We’re not mentioning names, just in case, but were we told by someone high enough in Toyota to know that Toyota would need something for its mid-cycle refresh, and what, we were asked, about dual exhaust?
Yeah, we said, that would be nice, stifling a yawn. The new 2014 Toyota Highlander has single exhaust, and it doesn’t even look like it has that. But what would dual exhaust bring to the party.
And sportier trim, he said. A spoiler, perhaps?
Again, we were underwhelmed.
So we added, if you’re going to make it sportier—thinking yeah, the Highlander is sexy as a PTA meeting—how about doing something with the suspension. You know, maybe shorter, stiffer springs. Maybe shocks. That could be done without a lot of trouble and expense.
Well, he says, how about direct injection?

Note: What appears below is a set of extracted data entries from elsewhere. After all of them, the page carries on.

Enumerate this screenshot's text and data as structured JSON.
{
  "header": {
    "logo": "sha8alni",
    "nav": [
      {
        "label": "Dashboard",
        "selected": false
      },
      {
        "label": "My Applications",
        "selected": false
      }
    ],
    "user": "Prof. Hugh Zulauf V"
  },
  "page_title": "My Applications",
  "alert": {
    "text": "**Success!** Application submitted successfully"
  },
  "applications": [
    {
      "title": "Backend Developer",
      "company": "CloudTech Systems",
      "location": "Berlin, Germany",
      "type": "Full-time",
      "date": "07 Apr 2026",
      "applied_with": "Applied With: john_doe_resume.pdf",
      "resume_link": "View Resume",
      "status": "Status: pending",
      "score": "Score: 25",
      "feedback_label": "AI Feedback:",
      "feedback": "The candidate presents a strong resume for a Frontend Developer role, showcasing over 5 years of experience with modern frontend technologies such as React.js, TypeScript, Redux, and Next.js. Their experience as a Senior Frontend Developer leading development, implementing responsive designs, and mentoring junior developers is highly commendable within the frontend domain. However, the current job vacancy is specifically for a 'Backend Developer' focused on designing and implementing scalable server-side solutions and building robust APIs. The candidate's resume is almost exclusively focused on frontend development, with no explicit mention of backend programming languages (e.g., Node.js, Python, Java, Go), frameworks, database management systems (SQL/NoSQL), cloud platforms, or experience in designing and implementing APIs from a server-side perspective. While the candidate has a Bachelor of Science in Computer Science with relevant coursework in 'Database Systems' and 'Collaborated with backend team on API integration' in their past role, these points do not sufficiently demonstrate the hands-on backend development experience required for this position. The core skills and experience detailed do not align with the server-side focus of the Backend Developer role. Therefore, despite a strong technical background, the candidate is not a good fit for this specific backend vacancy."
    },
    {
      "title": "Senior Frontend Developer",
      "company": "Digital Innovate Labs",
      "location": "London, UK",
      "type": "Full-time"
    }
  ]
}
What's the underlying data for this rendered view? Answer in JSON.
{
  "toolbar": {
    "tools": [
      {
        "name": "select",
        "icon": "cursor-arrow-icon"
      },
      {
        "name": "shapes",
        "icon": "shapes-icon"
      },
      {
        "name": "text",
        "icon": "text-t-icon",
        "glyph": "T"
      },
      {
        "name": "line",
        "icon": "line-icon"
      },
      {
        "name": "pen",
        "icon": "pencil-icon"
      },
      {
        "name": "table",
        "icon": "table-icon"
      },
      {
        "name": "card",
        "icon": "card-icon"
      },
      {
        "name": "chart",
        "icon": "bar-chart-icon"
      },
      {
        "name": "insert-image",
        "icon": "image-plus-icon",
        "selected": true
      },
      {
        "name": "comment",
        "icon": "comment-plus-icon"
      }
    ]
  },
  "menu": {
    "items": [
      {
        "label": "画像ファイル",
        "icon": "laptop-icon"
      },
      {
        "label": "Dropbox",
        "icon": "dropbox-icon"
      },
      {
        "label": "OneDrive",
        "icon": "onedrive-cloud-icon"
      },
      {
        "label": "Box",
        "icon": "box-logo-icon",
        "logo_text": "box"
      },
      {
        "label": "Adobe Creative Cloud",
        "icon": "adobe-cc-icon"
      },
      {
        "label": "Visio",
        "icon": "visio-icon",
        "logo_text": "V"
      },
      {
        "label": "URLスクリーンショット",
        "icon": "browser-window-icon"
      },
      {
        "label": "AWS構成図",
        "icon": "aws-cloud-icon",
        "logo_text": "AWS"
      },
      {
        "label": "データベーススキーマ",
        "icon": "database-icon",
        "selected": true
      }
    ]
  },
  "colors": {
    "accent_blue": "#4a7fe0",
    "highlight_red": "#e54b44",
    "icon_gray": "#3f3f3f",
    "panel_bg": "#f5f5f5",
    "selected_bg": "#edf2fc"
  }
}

Direct injection? You could do that?
Now, we know there’s a lot to getting a new engine certified for use in the U.S., not only the design and engineering but the emissions testing that the vehicle has to go through is extensive and expensive. Which is one reason any manufacturer has a limited number of engines from which to choose.
So we say, really?
Well, OK. That would be neat.
But then it occurs to us later, the 3.5-liter V-6 in the 2014 Toyota Highlander already has direct injection.
So, we were talking a Toyota Highlander with dual exhaust, a bit of trim and maybe a suspension tweak or tow? Would a Toyota Highlander SE, let’s call it, be worth celebrating, any more than a Toyota Camry SE or perhaps a Dodge Grand Caravan R/T?
A 2017 Toyota Highlander SE, or whatever it might be called, is it already in development? And does it matter?